Wednesday, December 15, 2010

Ketchum warm to wayfinding-sign design

Plan calls for fixing signs to poles

Express Staff Writer

Graphic courtesy of Ben Young Landscape architect and graphic designer Ben Young presented a preliminary design to Ketchum’s Planning and Zoning Commission on Monday that would attach wayfinding signs to existing downtown light poles. Commissioner Michael Doty suggested that signs for government locations, such as the post office and City Hall, be a little longer to differentiate them from retailers’ signs.

Ketchum took a step Monday toward attaching small signs to existing downtown light poles that would point in the direction of retailers and other tourist attractions, making it easier for visitors to navigate Ketchum.

Landscape architect and graphic designer Ben Young of Ben Young Landscape Architecture put together—at no cost to the city—a basic design for these signs, presenting it to the city's Planning and Zoning Commission on Monday. He left the details up to the city as to whether storeowners would have the freedom to use a tailored logo on their rectangular sign or must use a specific font and no graphics.

The P&Z was split over how to balance creative freedom and the need for some kind of uniformity. Young suggested allowing businesses to use their own original designs in the main space of the sign, but the arrow pointing in the direction of their location would be standard, serving as a "punctuation mark" wrapping it all together.

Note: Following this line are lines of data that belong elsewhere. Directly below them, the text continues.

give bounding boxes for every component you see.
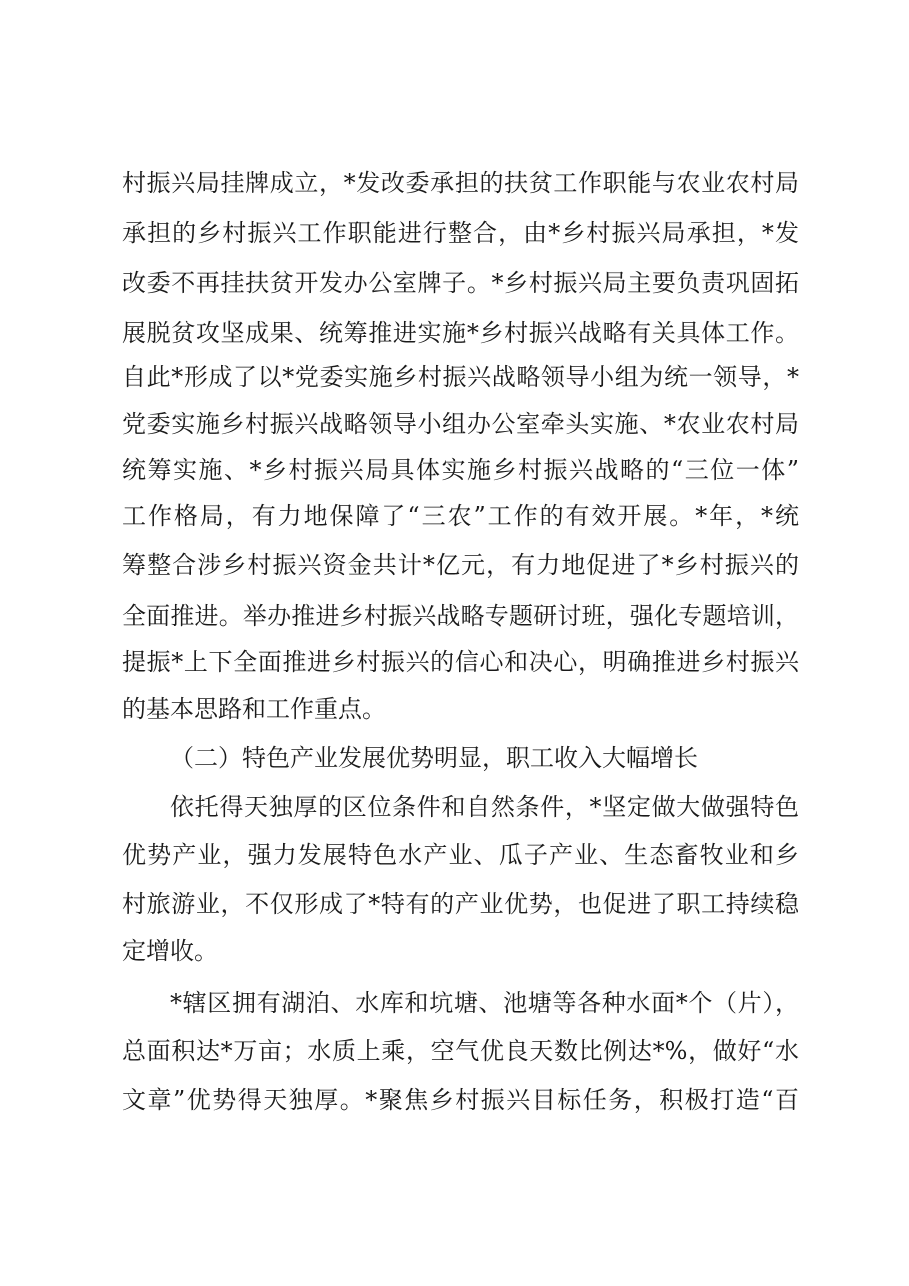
text-line: 统筹实施、*乡村振兴局具体实施乡村振兴战略的“三位一体” [122, 456, 799, 484]
section-heading: （二）特色产业发展优势明显，职工收入大幅增长 [170, 744, 698, 772]
text-line: 党委实施乡村振兴战略领导小组办公室牵头实施、*农业农村局 [122, 410, 799, 438]
text-line: *辖区拥有湖泊、水库和坑塘、池塘等各种水面*个（片）， [170, 989, 799, 1017]
text-line: 总面积达*万亩；水质上乘，空气优良天数比例达*%，做好“水 [122, 1037, 799, 1065]
text-line: 村旅游业，不仅形成了*特有的产业优势，也促进了职工持续稳 [122, 890, 799, 918]
text-line: 提振*上下全面推进乡村振兴的信心和决心，明确推进乡村振兴 [122, 648, 799, 676]
text-line: 优势产业，强力发展特色水产业、瓜子产业、生态畜牧业和乡 [122, 841, 799, 869]
text-line: 承担的乡村振兴工作职能进行整合，由*乡村振兴局承担，*发 [122, 219, 799, 247]
text-line: 村振兴局挂牌成立，*发改委承担的扶贫工作职能与农业农村局 [122, 169, 799, 197]
text-line: 改委不再挂扶贫开发办公室牌子。*乡村振兴局主要负责巩固拓 [122, 269, 799, 297]
text-line: 文章”优势得天独厚。*聚焦乡村振兴目标任务，积极打造“百 [122, 1086, 799, 1114]
text-line: 筹整合涉乡村振兴资金共计*亿元，有力地促进了*乡村振兴的 [122, 551, 799, 579]
text-line: 的基本思路和工作重点。 [122, 695, 386, 723]
text-line: 自此*形成了以*党委实施乡村振兴战略领导小组为统一领导，* [122, 363, 799, 391]
text-line: 定增收。 [122, 937, 218, 965]
text-line: 展脱贫攻坚成果、统筹推进实施*乡村振兴战略有关具体工作。 [122, 319, 799, 347]
text-line: 依托得天独厚的区位条件和自然条件，*坚定做大做强特色 [170, 793, 799, 821]
text-line: 工作格局，有力地保障了“三农”工作的有效开展。*年，*统 [122, 502, 799, 530]
text-line: 全面推进。举办推进乡村振兴战略专题研讨班，强化专题培训， [122, 602, 799, 630]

"If you do something like this, quality matters," Young said. "It has to represent the quality of the businesses you're advertising."

Despite the P&Z members' differences over sign design, they agreed it's a worthwhile alternative to sandwich-board signs cluttering sidewalks and creating a hazard to pedestrians. It would also be more attractive and better accomplish wayfinding, a need identified in the city's downtown master plan.

Commissioner Rich Fabiano called the design "a great start."

"This would be a great addition to our city," he said.

Young said his preliminary design enables each sign to have its own frame holding it to the pole. That would allow each pole to have as many signs as demand calls for up perhaps six. If the demand isn't there at a pole to fill all six slots, a sign and its frame could be removed so there aren't unsightly blank signs. Plus, he said, a business' sign could be slipped in and out of the frame with little effort.


Young said his study has identified 19 light poles in Ketchum's retail core that could be used, but suggested using only a couple to begin with as a trial run, possibly at the corner of Sun Valley Road and Leadville Avenue.

The P&Z asked Young about the best process for deciding who gets the most sought-after slots, would the city control the process, what would the prices be and so forth. Young didn't have all the answers but suggested that municipal buildings and locations, such as the post office and City Hall, would have dibs on the top sign positions. However, he was unsure on how to determine sign prices and if pole positions would have varying prices.

"It could be market driven," he said, putting a higher price on the demanded sign positions. "The whole mechanics of the process have to be flushed out."

Commissioner Fabiano suggested that the follow-up meeting be a joint one of the City Council and P&Z since both groups would be decision makers. The joint meeting will be scheduled for sometime in January, with Young coming back then possibly with a sign model.

Fabiano suggested involving the business owners in the discussion since they'd be the ones buying the signs. However, Commissioner Sam Williams said, it's too early for that.

"They will immediately ask, 'Where's my sign, how much is it going to cost me and when will it go up?'" Williams said. "We don't know. We don't know. We don't know."